Alle wollen alt werden – aber keiner will alt sein

Wahrheit oder Mythos? Älter werden ist heute mit mehr Jugendlichkeit und Lebensqualität verbunden als noch vor 30 Jahren, besagen Studien. Eine aktuelle deutsch-amerikanisch aber sagt: Rosarot ist es für die Betroffenen deshalb noch lange nicht. – Foto: AdobeStock/Jenny Sturm
„Heute kann man 20 Jahre lang 40 bleiben", sagte einmal der Frankfurter Sportmedizinprofessor Dieter Böhmer bei einer Veranstaltung über die Wirkung von Sport auf das biologische Alter. Ein gewachsenes Gesundheitsbewusstsein, Fortschritte in der Medizin und ein größeres Sport- und Fitnessangebot für die Generation Ü40 sind einige zentrale Erklärungen dafür, warum viele Ältere heute nicht halb so greisenhaft sind ihre Altersgenossen vor ein paar Jahrzehnten.
Studien zeigen: Alte sind gesünder, schlauer und selbstbewusster
„Viele Studien zeigen, dass die heutigen Älteren gesünder, funktionstüchtiger, schlauer, selbstbewusster, zufriedener und weniger einsam sind als Gleichaltrige vor 20 oder 30 Jahren“, heißt es in einer Mitteilung der Humboldt-Universität Berlin. Unter ihrer Beteiligung hat ein deutsch-amerikanisches Wissenschaftsteam jetzt die gesellschaftliche und persönliche Wahrnehmung vom Älterwerden und -sein untersucht. In ihrer Studie kommen die Forscher allerdings zu dem Schluss: So sehr sich die Wahrnehmung des Alterns auch wandeln mag – das persönliche Alt-Sein fühlt sich deswegen längst nicht besser an.
Meinung zum persönlichen Älterwerden: Vergleich von 1990 und 2010
Für ihre Studie verglichen die Wissenschaftler deutsche und amerikanische Daten, die in verschiedenen Jahrzehnten erhoben worden sind: Alterssichtweisen älterer Menschen, die einmal Anfang/Mitte der 1990er-Jahre erhoben wurden – und dann bei derselben Altersgruppe Mitte/Ende der 2010er-Jahre.

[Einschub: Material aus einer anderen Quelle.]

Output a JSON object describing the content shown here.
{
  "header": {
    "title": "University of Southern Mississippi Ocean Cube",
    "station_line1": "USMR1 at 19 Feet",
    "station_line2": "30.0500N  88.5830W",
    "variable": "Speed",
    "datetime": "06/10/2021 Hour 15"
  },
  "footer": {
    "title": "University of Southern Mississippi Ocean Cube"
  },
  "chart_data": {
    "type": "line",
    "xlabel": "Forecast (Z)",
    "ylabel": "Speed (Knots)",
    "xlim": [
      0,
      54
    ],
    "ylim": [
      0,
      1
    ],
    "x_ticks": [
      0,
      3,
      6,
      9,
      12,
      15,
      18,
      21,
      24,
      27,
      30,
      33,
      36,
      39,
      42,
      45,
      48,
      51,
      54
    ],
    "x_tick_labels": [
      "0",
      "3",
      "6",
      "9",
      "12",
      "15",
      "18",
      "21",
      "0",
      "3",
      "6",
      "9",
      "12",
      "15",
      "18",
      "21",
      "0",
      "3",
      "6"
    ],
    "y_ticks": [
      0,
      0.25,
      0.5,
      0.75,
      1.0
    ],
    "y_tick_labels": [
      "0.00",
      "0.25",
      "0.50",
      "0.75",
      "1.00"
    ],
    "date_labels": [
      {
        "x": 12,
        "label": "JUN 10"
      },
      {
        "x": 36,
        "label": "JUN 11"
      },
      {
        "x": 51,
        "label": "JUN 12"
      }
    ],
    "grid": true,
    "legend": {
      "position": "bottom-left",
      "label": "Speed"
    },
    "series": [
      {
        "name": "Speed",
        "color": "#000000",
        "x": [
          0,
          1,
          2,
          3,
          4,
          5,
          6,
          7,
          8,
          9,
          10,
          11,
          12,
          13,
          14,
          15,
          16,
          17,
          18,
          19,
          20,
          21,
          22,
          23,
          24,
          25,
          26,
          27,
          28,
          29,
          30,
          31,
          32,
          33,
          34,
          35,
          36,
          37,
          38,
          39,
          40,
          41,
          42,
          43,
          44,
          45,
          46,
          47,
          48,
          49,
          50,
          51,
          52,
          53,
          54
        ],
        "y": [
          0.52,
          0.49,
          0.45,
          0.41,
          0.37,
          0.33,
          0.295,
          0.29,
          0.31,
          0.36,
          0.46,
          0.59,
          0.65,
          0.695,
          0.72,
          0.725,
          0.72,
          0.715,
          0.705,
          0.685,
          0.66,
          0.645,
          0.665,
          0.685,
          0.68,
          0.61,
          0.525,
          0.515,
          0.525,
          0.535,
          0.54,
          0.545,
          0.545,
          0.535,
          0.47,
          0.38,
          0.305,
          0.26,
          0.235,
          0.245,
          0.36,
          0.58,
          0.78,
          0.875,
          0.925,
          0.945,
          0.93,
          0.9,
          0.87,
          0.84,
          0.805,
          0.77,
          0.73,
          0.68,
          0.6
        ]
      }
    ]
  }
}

Eine dieser Facetten war die Frage nach dem subjektiven Alter: „Wie alt fühlen Sie sich?”. Einbezogen wurden dabei Daten aus international anerkannten deutschen und nordamerikanische Studien: den „Berliner Altersstudien“ und der Studie „Mittleres Lebensalter in den USA“ (MIDUS).
Alte heute finden das Altern auch nicht besser als Alte vor 30 Jahren
„Das auch für die Forscher*innen überraschende Hauptergebnis war, dass in keinem der einbezogenen Indikatoren und in keinem der beiden Länder Hinweise auf Verbesserungen in den Alterssichtweisen von älteren Menschen über 15 bis 20 Jahre hinweg beobachtet werden konnten“, heißt es in einem Statement der Studienautoren. Denis Gerstorf, Professor für Entwicklungspsychologie an der Humboldt-Universität zu Berlin und einer der Autoren der Studie, sagt dazu: „Die Vielzahl von historischen Verbesserungen im Älterwerden sind demzufolge nicht im Erleben des eigenen Älterwerdens angekommen.“
„Gesellschaftliche Altersbilder haben sich verschlechtert“
Warum ist das so? Und was kann das bedeuten? Die Forscher plädieren dafür, die Sache differenziert zu sehen. „Es gibt Hinweise, dass sich gesellschaftliche Altersbilder im Laufe der letzten Jahrzehnte vielfach verschlechtert haben. Demzufolge wäre dann Stabilität in den Sichtweisen des eigenen Alters ja durchaus eine Art Leistung im Sinne einer Abgrenzung“, betont Hans-Werner Wahl, Senior-Professor an der Universität Heidelberg und Erstautor der Studie. Zweite Interpretationsmöglichkeit: Vielleicht koppeln sich generell Bewertungen des eigenen Lebens (Stichwort „Individualisierung“) immer mehr von allgemein beobachtbaren Veränderungen ab.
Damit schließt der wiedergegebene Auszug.